After an operation "merge A B", stack A will obtain all elements that A and B contained before, and B will become empty. The elements in the new stack are rearranged according to the time when they were pushed, just like repeating their "push" operations in
one stack. See the sample input/output for further explanation.

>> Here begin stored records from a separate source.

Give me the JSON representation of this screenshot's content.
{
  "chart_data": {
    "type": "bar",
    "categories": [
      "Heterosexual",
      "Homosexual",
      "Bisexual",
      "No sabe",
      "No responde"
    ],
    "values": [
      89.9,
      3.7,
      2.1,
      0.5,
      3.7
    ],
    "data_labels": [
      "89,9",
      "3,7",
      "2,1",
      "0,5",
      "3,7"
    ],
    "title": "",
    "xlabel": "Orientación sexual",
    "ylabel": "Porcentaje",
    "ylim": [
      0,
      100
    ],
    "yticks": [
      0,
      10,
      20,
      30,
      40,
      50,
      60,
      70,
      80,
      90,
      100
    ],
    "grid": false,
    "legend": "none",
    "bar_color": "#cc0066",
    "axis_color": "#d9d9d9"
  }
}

Given two mergeable stacks A and B, implement operations mentioned above.

Input

There are multiple test cases. For each case, the first line contains an integer N(0<N≤105),
indicating the number of operations. The next N lines, each contain an instruction "push", "pop" or "merge". The elements of stacks are 32-bit integers. Both A and B are empty initially, and it is guaranteed that "pop" operation would not be performed to an
empty stack. N = 0 indicates the end of input.

Output

For each case, print a line "Case #t:", where t is the case number (starting from 1). For each "pop" operation, output the element that is popped, in a single line.

Sample Input

4
push A 1
push A 2
pop A
pop A
9
push A 0
push A 1
push B 3
pop A
push A 2
merge A B
pop A
pop A
pop A
9
push A 0
push A 1
push B 3
pop A
push A 2
merge B A
pop B
pop B
pop B
0

Sample Output

Case #1:
2
1
Case #2:
1
2
3
0
Case #3:
1
2
3
0

Author

SYSU

Source

2016 Multi-University Training Contest 7

题意：

入栈，出栈，合并栈。

point：

使A栈为0，B栈为1，没合并之前很简单，合并之后使被合并的新元素标记为2，依此类推，出新栈就找2，出旧栈就找<=1的。就不需要找旧元素去更改归属了。

#include <stdio.h>
#include <string.h>
#include<iostream>
using namespace std;
#define  ll long long
struct node
{
int now;
int f;
}a[100006];
int ff[100006];
int num;
void f1(int now)
{
for(int i=num;i>=1;i--)
{
if(a[i].f==now&&!ff[i])
{
printf("%d\n",a[i].now);
ff[i]=1;
return;
}
}
}
void f2(int now)
{
for(int i=num;i>=1;i--)
{
if(a[i].f<now&&!ff[i])
{
printf("%d\n",a[i].now);
ff[i]=1;
return;
}
}
}
int flag[200];
int main()
{
int n;
int p=0;
while(~scanf("%d",&n)&&n)
{
printf("Case #%d:\n",++p);
memset(ff,0,sizeof ff);
flag['A']=0;
flag['B']=1;
int now=1;
num=0;char c,hou='o';
for(int i=1;i<=n;i++)
{
char s[10];
cin>>s;

cin>>c;
if(s[1]=='u')
{
int b;
scanf("%d",&b);
a[++num].now=b;
a[num].f=flag[c];

}
else if(s[1]=='e')
{
cin>>hou;
flag[hou]=++now;

}
else if(s[1]=='o')
{
if(hou=='o')
{
if(c=='A')
{
f1(0);
}
else
{
f1(1);
}
}
else if(c==hou)
{
f1(now);
}
else
{
f2(now);
}
}
}
}
}